The message was that sanctions were crippling Moscow and now was not the time to wobble.

In addition to navigating the divisions among allies, Mr Biden also faced differing priorities within his own administration.

The Pentagon, the State Department and Jake Sullivan, Mr Biden's national security adviser, sometimes had different priorities.

“There was a lot of internal debate,” said one former official. “What’s the end game, is it a forever war, do we give them the tools to get Russia out of Crimea, do we cut a deal now or let this play out?”

An early internal disagreement, both among allies and internally in Washington, came over the plan to send Polish MiG-29 fighter jets to Ukraine.

As “decider-in-chief”, Mr Biden was ultimately swayed by the caution of his military chiefs and the idea was ditched.

Mr Biden later overruled those same advisers to send expensive Patriot air defence batteries.

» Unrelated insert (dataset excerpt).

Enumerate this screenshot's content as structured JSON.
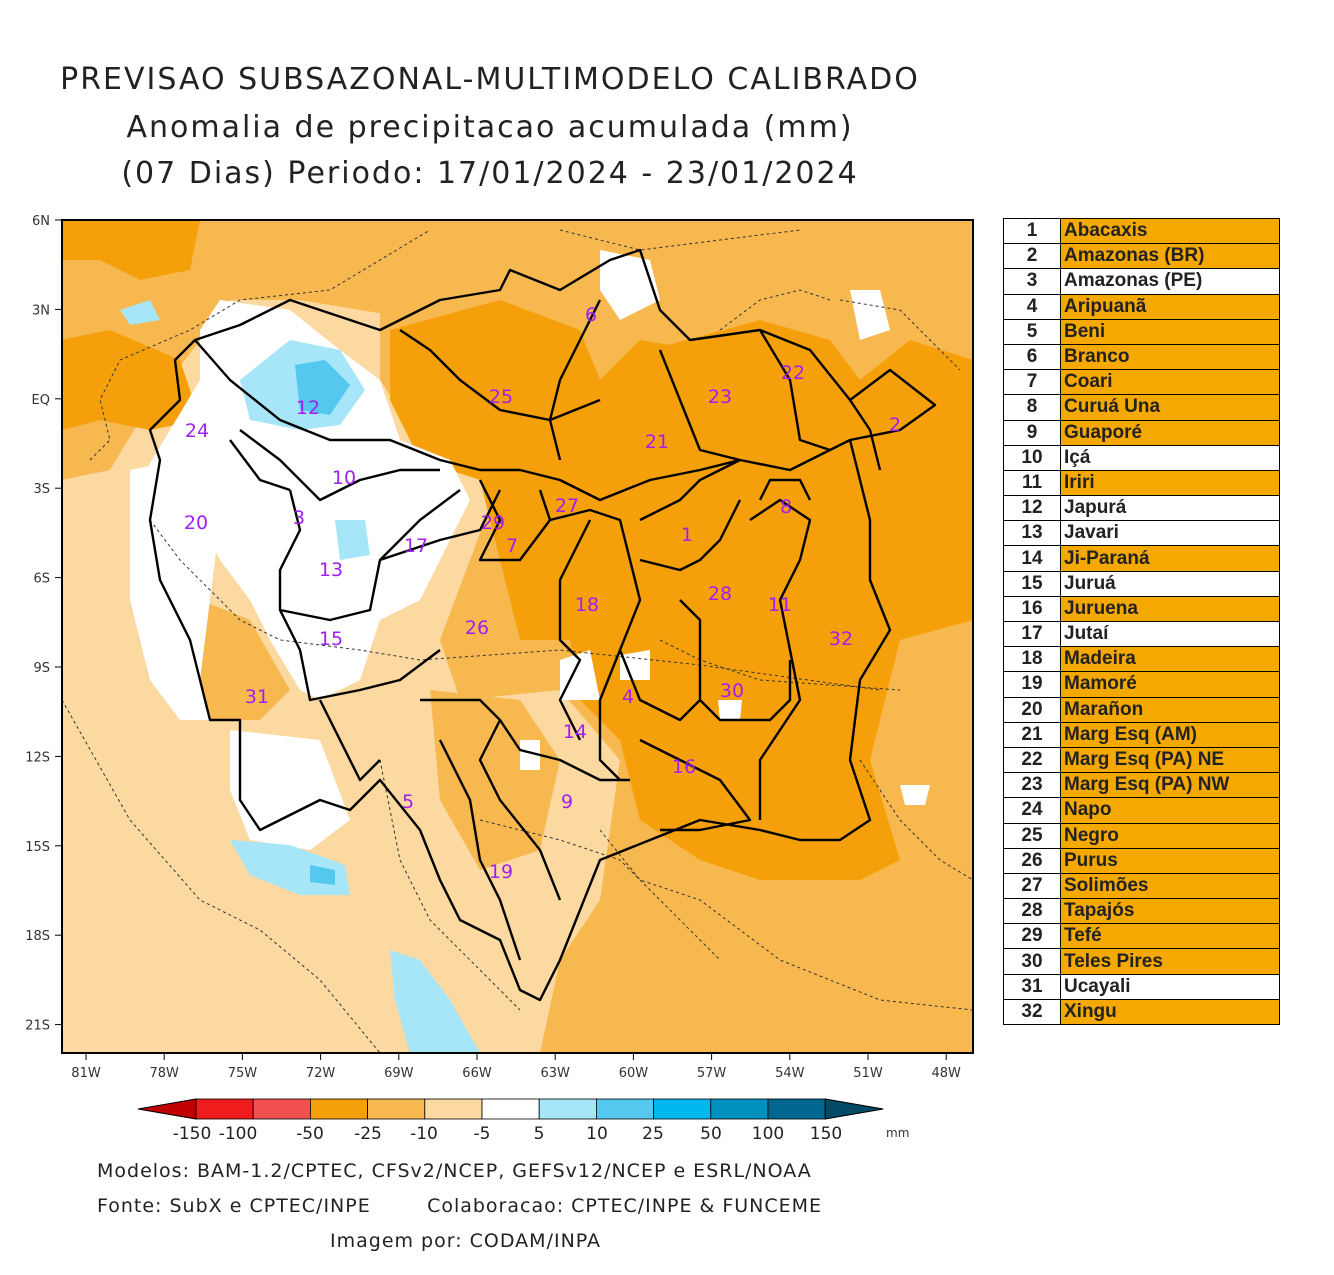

Rows about tanks followed. On this occasion, Mr Biden relented to pressure from Mr Blinken to provide “political cover” for Berlin, which would not grant export licences for Europe’s tank fleet without the US.

Mr Biden made the decision based on his original premise - that keeping the alliance united overrode everything else.

“Biden is an old-school transatlanticist who understands doing the small things to show your leadership,” said Jim Townsend, former US deputy secretary of defence, and a fellow at the Centre for a New American Security.

“He is leading the allies, and the allies want him to lead.”

From the outside, the decision-making process - be it over long-range artillery, air defence systems or tanks - has dragged on, as if the policymakers were wading through treacle.

But to bring the international community of supporters for Ukraine to the position whereby many tens of billions of dollars have been sent or pledged to Kyiv, as well as convince Putin of the folly of any sort of repeat effort in a few years time, has been a remarkable achievement.

Certainly, there have been a few missteps - such as over the initial disagreements about Leopard tanks - but no stumbles, no gaffes that have turned differences of opinion into discord and division, much as Putin would have wanted it.

It is worth considering where the world could have been.

Had Donald Trump won the US presidential election in 2020, how confident could we be that he would have built and sustained such a response? How interested would he have been in debunking the idea that might is right?

This war has a long way to go and there is no guarantee Ukraine will prevail in reclaiming territory illegally seized by Moscow.

The international community can take heart, however, in a mostly successful response so far, against steep odds, in the face of extreme provocation and against a backdrop of nuclear rhetoric.